A Síria necessitará de enormes quantidades de ajuda humanitária, especialmente se alguns dos milhões de cidadãos que fugiram como refugiados na última década da guerra começarem a regressar às ruínas das suas antigas casas.
Além disso, de forma crítica, as autoridades norte-americanas expressaram preocupação com o vasto arsenal de armas de Assad, incluindo mísseis e armas químicas, que poderão acabar nas mãos dos rebeldes. Assad usou notoriamente armas químicas contra o seu próprio povo para reprimir a rebelião e a dissidência.
A escolha de Trump para diretor de inteligência nacional, Tulsi Gabbard, expressou apoio a Assad após uma visita à Síria em 2017. Ele disse duvidar dos relatórios da inteligência dos EUA de que ele havia usado armas químicas dentro de seu país.
Para muitos sírios comuns, contudo, a principal preocupação é a forma como as minorias serão tratadas. Alguns, como a facção muçulmana xiita alauita à qual pertence a família de Assad, bem como alguns curdos e cristãos, são vistos como coniventes com o regime. A maioria dos rebeldes são muçulmanos sunitas.
O primeiro governo a felicitar a oposição na Síria foi o radical conservador e repressivo Talibã Islâmico do Afeganistão.
Ahmed Shara, o comandante barbudo do HTS, tentou retratar o grupo como um partido reformado e mais moderado do que as suas associações anteriores sugerem. Promoveu a tolerância e o pluralismo, embora o seu governo na província síria de Idlib, dominada pelo HTS, tenha demonstrado apenas a versão mais mínima de tais princípios. Por exemplo, os cristãos podem ir à igreja.
“Estas comunidades coexistem na região há centenas de anos”, disse ele numa entrevista à CNN na semana passada, enquanto os rebeldes avançavam em direcção a Damasco. “Ninguém tem o direito de apagar outra parte.”
Ele prometeu “uma transição de regime e institucional” e até sugeriu que o HTS poderia dissolver-se depois de alcançar a sua vitória militar.
Esta seria uma mudança muito invulgar no Médio Oriente, onde os intervenientes no poder tendem a mantê-la.
O regime de Assad começou em 1970 com o pai de Bashar, Hafez. Através de um serviço de inteligência traiçoeiro, da prisão e tortura regulares de dissidentes e do controlo dos meios de comunicação social e do discurso público, Assad manteve um controlo brutal e violento sobre a população síria.
Os protestos da Primavera Árabe de 2011 levaram a uma repressão brutal e, eventualmente, a uma guerra civil que matou cerca de 500 mil pessoas.
Assad permaneceu no poder com o apoio militar do Hezbollah, uma facção política e militar apoiada pelo Irão, baseada na Rússia, no Irão e no Líbano. Ao longo do último ano, todos esses três aliados perderam a capacidade de protegê-la.

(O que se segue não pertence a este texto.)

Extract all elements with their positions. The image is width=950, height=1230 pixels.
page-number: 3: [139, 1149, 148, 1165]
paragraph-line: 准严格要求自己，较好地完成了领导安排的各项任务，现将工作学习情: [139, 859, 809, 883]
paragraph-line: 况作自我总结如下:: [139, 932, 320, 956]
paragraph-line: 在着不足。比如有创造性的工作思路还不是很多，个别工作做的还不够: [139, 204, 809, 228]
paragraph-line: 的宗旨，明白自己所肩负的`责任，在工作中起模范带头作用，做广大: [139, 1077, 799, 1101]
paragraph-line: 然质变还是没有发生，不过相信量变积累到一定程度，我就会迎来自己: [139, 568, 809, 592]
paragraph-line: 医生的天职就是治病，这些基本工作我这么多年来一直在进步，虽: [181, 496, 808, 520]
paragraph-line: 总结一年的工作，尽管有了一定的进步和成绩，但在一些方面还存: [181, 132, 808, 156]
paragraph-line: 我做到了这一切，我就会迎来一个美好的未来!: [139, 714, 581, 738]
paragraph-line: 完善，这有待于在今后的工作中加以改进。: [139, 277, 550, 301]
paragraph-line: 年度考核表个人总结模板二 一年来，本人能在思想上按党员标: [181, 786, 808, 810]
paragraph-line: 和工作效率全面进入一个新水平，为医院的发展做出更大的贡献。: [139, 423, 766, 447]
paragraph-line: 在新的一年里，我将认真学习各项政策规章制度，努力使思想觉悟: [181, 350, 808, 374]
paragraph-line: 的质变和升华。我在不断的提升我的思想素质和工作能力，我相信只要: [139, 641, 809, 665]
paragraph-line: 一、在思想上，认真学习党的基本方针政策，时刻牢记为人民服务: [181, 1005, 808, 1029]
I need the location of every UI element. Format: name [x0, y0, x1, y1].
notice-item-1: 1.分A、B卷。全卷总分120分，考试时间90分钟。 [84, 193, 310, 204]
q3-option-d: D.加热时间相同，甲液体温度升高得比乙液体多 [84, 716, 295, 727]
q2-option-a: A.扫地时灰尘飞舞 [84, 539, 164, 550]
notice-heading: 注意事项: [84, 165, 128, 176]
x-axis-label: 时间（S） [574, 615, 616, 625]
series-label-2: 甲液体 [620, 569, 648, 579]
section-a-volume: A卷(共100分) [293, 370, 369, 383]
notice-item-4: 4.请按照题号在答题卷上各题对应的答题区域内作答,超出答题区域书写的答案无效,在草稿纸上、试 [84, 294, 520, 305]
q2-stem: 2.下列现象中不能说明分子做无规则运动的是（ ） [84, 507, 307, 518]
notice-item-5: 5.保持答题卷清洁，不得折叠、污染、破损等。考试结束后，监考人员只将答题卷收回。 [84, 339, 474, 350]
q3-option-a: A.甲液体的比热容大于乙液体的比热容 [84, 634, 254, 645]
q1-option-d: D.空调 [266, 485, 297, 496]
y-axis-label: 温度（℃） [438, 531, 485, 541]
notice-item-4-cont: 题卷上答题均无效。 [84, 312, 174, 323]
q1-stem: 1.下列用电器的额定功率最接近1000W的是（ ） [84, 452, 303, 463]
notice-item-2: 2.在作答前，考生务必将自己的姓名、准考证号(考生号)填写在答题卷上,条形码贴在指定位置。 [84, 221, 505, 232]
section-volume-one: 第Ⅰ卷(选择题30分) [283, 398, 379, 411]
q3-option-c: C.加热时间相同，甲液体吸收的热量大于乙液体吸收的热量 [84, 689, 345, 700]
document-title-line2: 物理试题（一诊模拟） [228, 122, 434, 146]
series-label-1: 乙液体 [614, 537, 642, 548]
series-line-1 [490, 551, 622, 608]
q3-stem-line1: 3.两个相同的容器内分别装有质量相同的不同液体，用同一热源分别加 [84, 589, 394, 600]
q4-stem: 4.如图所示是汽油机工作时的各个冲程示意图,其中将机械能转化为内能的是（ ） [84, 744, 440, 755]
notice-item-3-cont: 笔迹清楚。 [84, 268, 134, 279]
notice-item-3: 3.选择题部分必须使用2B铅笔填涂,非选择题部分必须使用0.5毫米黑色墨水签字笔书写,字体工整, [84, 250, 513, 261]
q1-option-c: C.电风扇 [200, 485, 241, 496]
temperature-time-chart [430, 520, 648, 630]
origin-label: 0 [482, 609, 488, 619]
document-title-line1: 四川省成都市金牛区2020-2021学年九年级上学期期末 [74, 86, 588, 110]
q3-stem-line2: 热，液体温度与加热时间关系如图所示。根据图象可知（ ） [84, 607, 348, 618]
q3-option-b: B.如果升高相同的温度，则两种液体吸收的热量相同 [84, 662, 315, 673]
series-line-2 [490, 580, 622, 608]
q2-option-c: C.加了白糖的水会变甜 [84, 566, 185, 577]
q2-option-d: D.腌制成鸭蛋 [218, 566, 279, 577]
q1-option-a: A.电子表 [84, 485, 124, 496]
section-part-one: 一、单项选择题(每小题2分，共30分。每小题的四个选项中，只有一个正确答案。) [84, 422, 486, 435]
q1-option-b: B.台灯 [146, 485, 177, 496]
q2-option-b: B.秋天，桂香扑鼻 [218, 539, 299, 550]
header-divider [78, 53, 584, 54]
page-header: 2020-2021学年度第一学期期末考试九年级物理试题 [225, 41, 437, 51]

A Rússia está sobrecarregada na guerra de quase três anos na Ucrânia. O Irão tem sido atacado por Israel a partir do exterior e pela dissidência e turbulência económica a nível interno. E o Hezbollah foi grandemente enfraquecido pelos assassinatos e bombardeamentos israelitas.
Espera-se que os novos líderes da Síria fechem bases aéreas e portos russos na costa do Mediterrâneo. O Irão perdeu a maior parte, se não todas, as rotas terrestres e aéreas para os seus representantes, o Líbano e o Hezbollah.
No seu discurso de domingo, Biden reivindicou algum crédito pelos acontecimentos recentes na Síria, por mais incerto que seja o seu futuro.
“A nossa abordagem alterou o equilíbrio de poder no Médio Oriente através desta combinação de apoio aos nossos parceiros, sanções, diplomacia e, se necessário, força militar direcionada”, disse ele.